In the 15 years leading up to the beginning of the last housing bubble in 2003, the ratio of home prices to annual income averaged around 1.9:1. At the height of the bubble, that ratio peaked at 2.3:1.
The most recent numbers from September 2010 put that number at 1.6:1. While this truly sucks for those people who purchased a house at the height of the boom, it’s good news for those renters who can afford a mortgage and are thinking about becoming homeowners.
“Based on incomes, this is as affordable as it gets,” said Mark Zandi, chief economist at Moody’s Analytics, the people behind the study. “If you can get a loan, these are pretty good times to buy.”
Home prices are now undervalued in several markets and experts believe that the markets hit hardest by the bursting of the bubble — Las Vegas, Atlanta, Detroit, Phoenix — still haven’t seen prices bottom out yet.

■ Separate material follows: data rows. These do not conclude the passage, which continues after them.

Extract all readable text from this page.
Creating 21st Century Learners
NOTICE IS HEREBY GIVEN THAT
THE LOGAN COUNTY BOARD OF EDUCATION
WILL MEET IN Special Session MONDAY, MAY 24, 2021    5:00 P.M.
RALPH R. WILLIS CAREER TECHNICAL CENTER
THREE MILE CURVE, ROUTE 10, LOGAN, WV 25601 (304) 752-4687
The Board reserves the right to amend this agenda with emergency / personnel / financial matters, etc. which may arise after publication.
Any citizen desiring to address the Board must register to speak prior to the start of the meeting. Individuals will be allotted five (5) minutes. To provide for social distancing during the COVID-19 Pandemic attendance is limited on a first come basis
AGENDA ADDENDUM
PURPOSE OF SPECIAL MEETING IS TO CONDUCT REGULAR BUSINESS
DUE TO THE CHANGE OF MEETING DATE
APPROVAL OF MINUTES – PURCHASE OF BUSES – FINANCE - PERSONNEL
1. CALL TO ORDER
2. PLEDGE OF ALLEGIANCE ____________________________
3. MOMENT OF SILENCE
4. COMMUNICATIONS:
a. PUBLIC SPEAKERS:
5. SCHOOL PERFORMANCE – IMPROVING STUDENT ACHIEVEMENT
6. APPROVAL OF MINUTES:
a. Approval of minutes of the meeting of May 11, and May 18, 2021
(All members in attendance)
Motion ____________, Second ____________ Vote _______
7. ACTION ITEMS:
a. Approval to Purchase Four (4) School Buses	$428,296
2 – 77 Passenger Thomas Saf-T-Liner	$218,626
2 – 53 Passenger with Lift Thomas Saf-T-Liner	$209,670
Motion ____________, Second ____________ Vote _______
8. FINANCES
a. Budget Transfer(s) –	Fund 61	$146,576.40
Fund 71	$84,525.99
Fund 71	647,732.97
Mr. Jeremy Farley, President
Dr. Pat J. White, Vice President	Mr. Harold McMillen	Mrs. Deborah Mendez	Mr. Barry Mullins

“It’s become cheaper to buy than to rent [in Phoenix]” an Arizona real-estate investor tells the Wall Street Journal. “But the question is: can you qualify for a loan?”
And then there are those markets, including New York City and Seattle, where the analysts say home prices remain overvalued.
According to WSJ, economists and housing analysts anticipate another 5% to 10% decline in prices before they reach bottom later this year or early next year.